Reaksi Publik: “Sekolah Seharusnya Mendidik, Bukan Menekan”

Kasus ini menjadi perbincangan hangat di berbagai grup media sosial wali murid di Purworejo.

Banyak yang menyayangkan sikap diam pihak sekolah, sebab masyarakat berharap adanya penjelasan terbuka untuk menghindari kesalahpahaman.

Seorang wali murid yang enggan disebut namanya mengatakan:

“Kami ingin tahu ke mana arah dana itu, apa benar untuk kepentingan siswa atau hanya jadi rutinitas tahunan yang tidak transparan. Kalau memang sumbangan sukarela, kenapa harus ada angka tetap?”

Seruan Transparansi dan Penegakan Hukum

Pengamat pendidikan menilai kasus SMPN 3 Purworejo harus menjadi alarm bagi Dinas Pendidikan dan Inspektorat Kabupaten Purworejo untuk melakukan audit terbuka.

Apalagi, praktik serupa kerap terjadi di berbagai sekolah negeri dengan pola yang hampir sama — sumbangan “sukarela” namun disertai nominal dan surat pernyataan.

Redaksi KompasX.com mencatat, hingga berita ini diterbitkan, belum ada langkah investigatif dari pihak dinas terkait maupun aparat penegak hukum.

Padahal, publik mendesak agar kasus ini tidak berhenti di polemik media sosial, tetapi ditindaklanjuti secara hukum agar menjadi pelajaran nasional.

Catatan Redaksi: Diam Bukan Jawaban

Sikap diam Kepala Sekolah SMPN 3 Purworejo menambah spekulasi di tengah publik yang haus kejelasan.

Dalam konteks tata kelola pendidikan publik, transparansi bukan pilihan — melainkan kewajiban hukum dan moral.

Jika memang tidak ada pelanggaran, klarifikasi terbuka adalah cara terbaik memulihkan kepercayaan publik.

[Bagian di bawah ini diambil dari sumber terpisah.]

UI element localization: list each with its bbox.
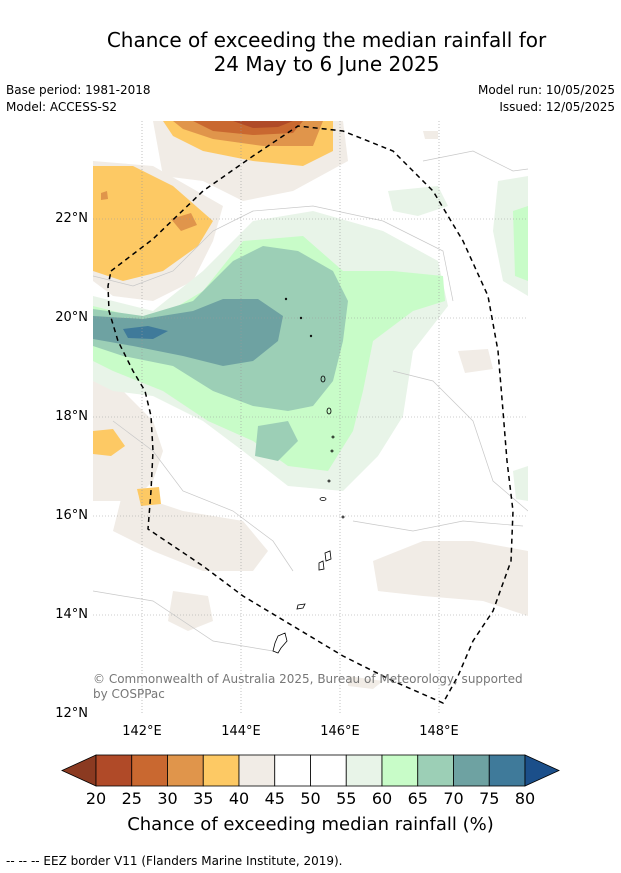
colorbar-segment (202, 754, 240, 787)
colorbar-segment (274, 754, 311, 787)
colorbar-segment (417, 754, 454, 787)
colorbar (61, 754, 560, 787)
lat-label-22n: 22°N (55, 211, 88, 226)
colorbar-extend-low (61, 754, 97, 787)
colorbar-tick-label: 60 (371, 789, 393, 808)
colorbar-segment (381, 754, 419, 787)
colorbar-segment (95, 754, 133, 787)
rainfall-map (93, 121, 528, 715)
model-name: Model: ACCESS-S2 (6, 100, 118, 114)
colorbar-segment (345, 754, 383, 787)
lat-label-18n: 18°N (55, 409, 88, 424)
base-period: Base period: 1981-2018 (6, 83, 151, 97)
colorbar-extend-high (524, 754, 560, 787)
colorbar-tick-label: 55 (336, 789, 357, 808)
issued-date: Issued: 12/05/2025 (499, 100, 615, 114)
colorbar-segment (167, 754, 204, 787)
blue-regions (123, 326, 168, 339)
eez-footnote: -- -- -- EEZ border V11 (Flanders Marine… (6, 854, 343, 868)
colorbar-segment (238, 754, 276, 787)
colorbar-segment (131, 754, 168, 787)
colorbar-segment (453, 754, 490, 787)
contour-lines (93, 150, 528, 652)
lon-label-142e: 142°E (122, 724, 162, 739)
dark-teal-regions (93, 299, 283, 366)
colorbar-tick-label: 80 (514, 789, 536, 808)
grid-lines (93, 121, 528, 715)
colorbar-tick-label: 70 (443, 789, 464, 808)
colorbar-tick-label: 25 (121, 789, 142, 808)
lat-label-16n: 16°N (55, 508, 88, 523)
colorbar-segment (488, 754, 526, 787)
islands (272, 297, 345, 654)
colorbar-tick-label: 40 (228, 789, 250, 808)
map-title-line1: Chance of exceeding the median rainfall … (106, 28, 547, 52)
lon-label-146e: 146°E (320, 724, 360, 739)
lon-label-148e: 148°E (419, 724, 459, 739)
lon-label-144e: 144°E (221, 724, 261, 739)
colorbar-tick-label: 20 (85, 789, 107, 808)
lat-label-12n: 12°N (55, 706, 88, 721)
model-run: Model run: 10/05/2025 (477, 83, 615, 97)
colorbar-segment (310, 754, 347, 787)
copyright-notice: © Commonwealth of Australia 2025, Bureau… (93, 672, 523, 701)
map-title-line2: 24 May to 6 June 2025 (213, 52, 440, 76)
colorbar-tick-label: 50 (300, 789, 321, 808)
colorbar-tick-label: 75 (479, 789, 500, 808)
colorbar-tick-label: 65 (407, 789, 428, 808)
colorbar-tick-label: 45 (264, 789, 285, 808)
lat-label-14n: 14°N (55, 607, 88, 622)
colorbar-tick-label: 35 (193, 789, 214, 808)
dry-regions (93, 121, 333, 506)
colorbar-title: Chance of exceeding median rainfall (%) (127, 814, 494, 835)
eez-border (107, 125, 514, 704)
colorbar-tick-label: 30 (157, 789, 178, 808)
lat-label-20n: 20°N (55, 310, 88, 325)
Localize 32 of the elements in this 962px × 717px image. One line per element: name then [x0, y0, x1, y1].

Sebaliknya, keengganan menjawab justru memperkuat dugaan adanya sesuatu yang disembunyikan.

Kasus SMPN 3 Purworejo menjadi potret nyata rapuhnya pengawasan dalam sistem pendidikan negeri.

Ketika sekolah — yang seharusnya menjadi ruang integritas — justru disorot karena dugaan pungli, publik wajar bertanya: di mana letak kejujuran yang diajarkan kepada anak-anak bangsa?